1. Introduction

Many ML tasks are defined on sets of instances.

→ These tasks do not depend on the order of elements

→ We need permutation invariant models for these tasks

2. Major contribution

Set Transformer

Used self-attention to encode every element in a set.

→ Able to encode pairwise- or higher-order interactions.
Authors introduced an efficient attention scheme inspired by inducing point methods from sparse Gaussian process literature.

→ Reduced the $\mathcal{O}(n^2)$ computation to $\mathcal{O}(nm)$
Used self-attention to aggregate features

→ Beneficial when the problem requires multiple outputs that depend on each other

e.g.) meta-clustering

Definition: A set of instances is given as an input and the corresponding target is a label for the entire set.

e.g.) 3D shape recognition, few shot image classification

Requirements for a model for set-input problems

c.f.) Ordinary MLP or RNNs violate these requirements.

Recent works

[Edwards & Storkey (2017)], [Zaheer et al. (2017)] proposed set pooling methods.

Framework

Each element in a set is independently fed into a feed-forward neural network.
The resulting embeddings are then aggregated using a pooling operation(mean, max, sum...)

→ this framework is proven to be a universal approximator for any set function.

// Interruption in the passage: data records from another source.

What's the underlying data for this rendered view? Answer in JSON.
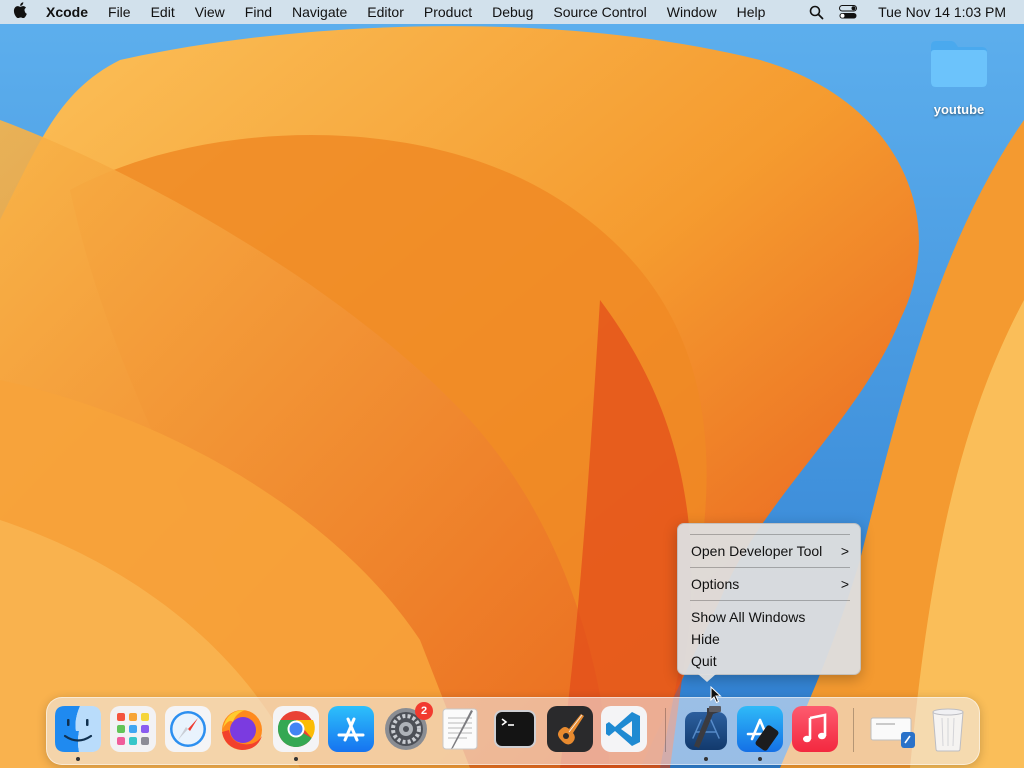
{
  "menubar": {
    "apple_icon": "apple-icon",
    "app_name": "Xcode",
    "items": [
      "File",
      "Edit",
      "View",
      "Find",
      "Navigate",
      "Editor",
      "Product",
      "Debug",
      "Source Control",
      "Window",
      "Help"
    ],
    "status_icons": [
      "search-icon",
      "control-center-icon"
    ],
    "clock": "Tue Nov 14  1:03 PM"
  },
  "desktop": {
    "folder": {
      "label": "youtube",
      "icon": "folder-icon",
      "color": "#5bb8f5"
    }
  },
  "context_menu": {
    "items": [
      {
        "label": "Open Developer Tool",
        "has_submenu": true
      },
      {
        "label": "Options",
        "has_submenu": true
      },
      {
        "label": "Show All Windows",
        "has_submenu": false
      },
      {
        "label": "Hide",
        "has_submenu": false
      },
      {
        "label": "Quit",
        "has_submenu": false
      }
    ],
    "chevron": ">"
  },
  "dock": {
    "apps": [
      {
        "name": "Finder",
        "icon": "finder-icon",
        "running": true
      },
      {
        "name": "Launchpad",
        "icon": "launchpad-icon",
        "running": false
      },
      {
        "name": "Safari",
        "icon": "safari-icon",
        "running": false
      },
      {
        "name": "Firefox",
        "icon": "firefox-icon",
        "running": false
      },
      {
        "name": "Google Chrome",
        "icon": "chrome-icon",
        "running": true
      },
      {
        "name": "App Store",
        "icon": "app-store-icon",
        "running": false
      },
      {
        "name": "System Preferences",
        "icon": "system-preferences-icon",
        "running": false,
        "badge": "2"
      },
      {
        "name": "TextEdit",
        "icon": "textedit-icon",
        "running": false
      },
      {
        "name": "Terminal",
        "icon": "terminal-icon",
        "running": false
      },
      {
        "name": "GarageBand",
        "icon": "garageband-icon",
        "running": false
      },
      {
        "name": "Visual Studio Code",
        "icon": "vscode-icon",
        "running": false
      },
      {
        "name": "Xcode",
        "icon": "xcode-icon",
        "running": true
      },
      {
        "name": "Simulator",
        "icon": "simulator-icon",
        "running": true
      },
      {
        "name": "Music",
        "icon": "music-icon",
        "running": false
      }
    ],
    "others": [
      {
        "name": "Downloads",
        "icon": "downloads-stack-icon"
      },
      {
        "name": "Trash",
        "icon": "trash-icon"
      }
    ]
  }
}
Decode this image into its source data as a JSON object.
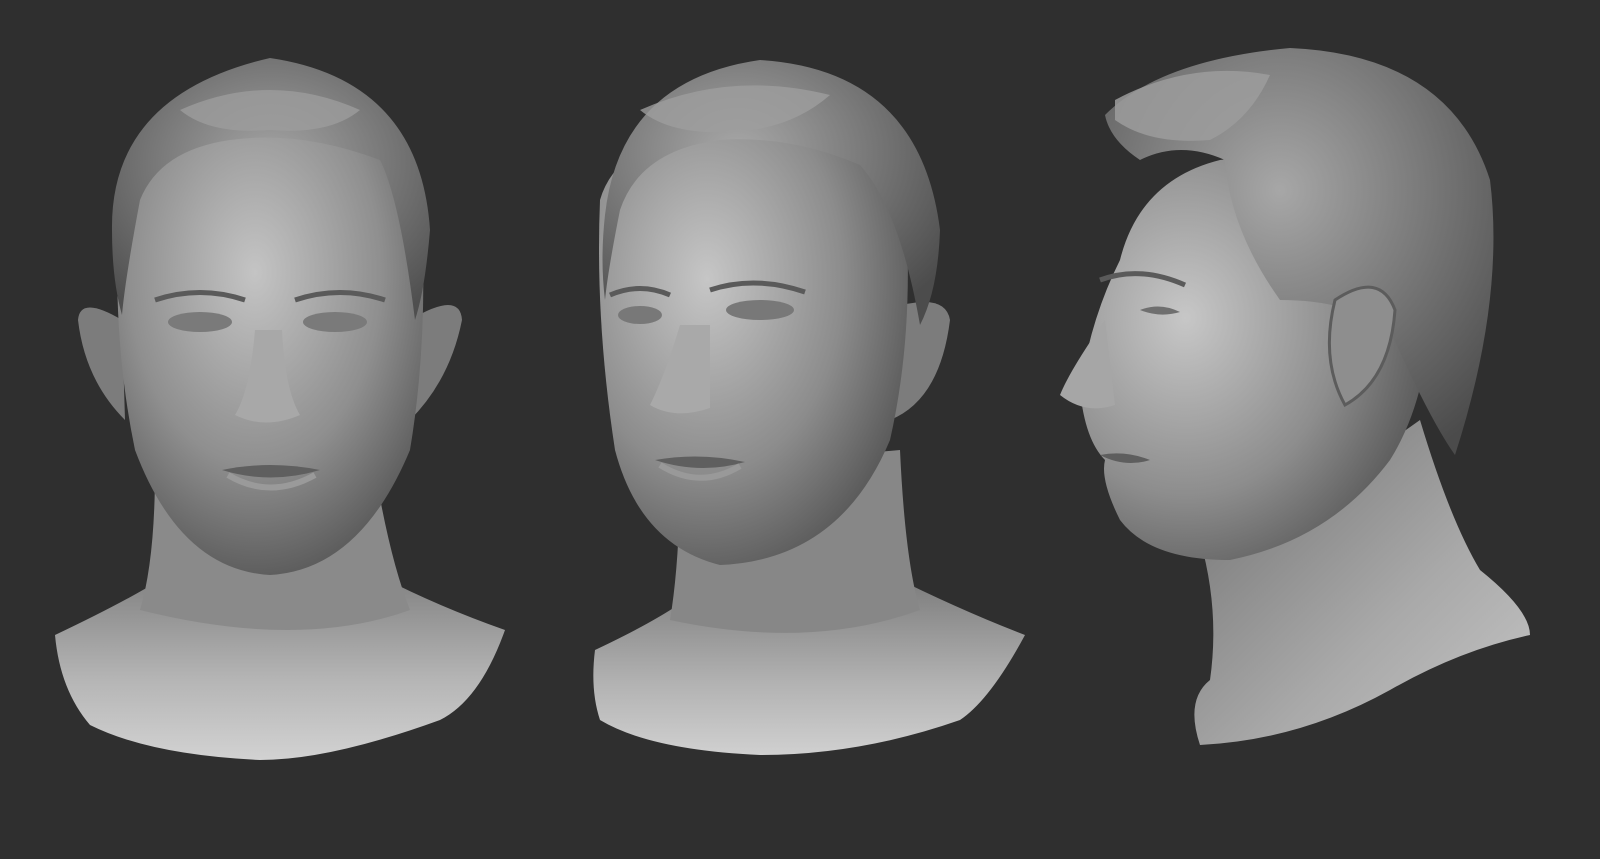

→ However, it fails to learn complex mappings & interactions between elements in a set

e.g.) amortized clustering problem

Amortized clustering: Reusing the previous inference (clustering) results to accelerate the inference (clustering) of new dataset.

Universal representation of permutation invariant functions

$$ \text{net}(\{x_1,...,x_n\}) = \rho (\text{pool}(\{\phi(x_1),...,\phi(x_n)\})) $$

$\phi: \text{encoder; } \rho: \text{decoder}$

The model remains permutation-invariant even if the "encoder" $\phi$ is a stack of permutation-equivariant(order-dependent) layers

e.g.) permutation-equivariant layer - order matters!

$$ f_i(x;\{x_1, ..., x_n\}) = \sigma_i(\lambda x+ \gamma \text{pool}(\{x_1,...,x_n\})) $$

$\lambda, \gamma : \text{learnable scalar variables; } \sigma(\cdot): \text{non-linear activation function}$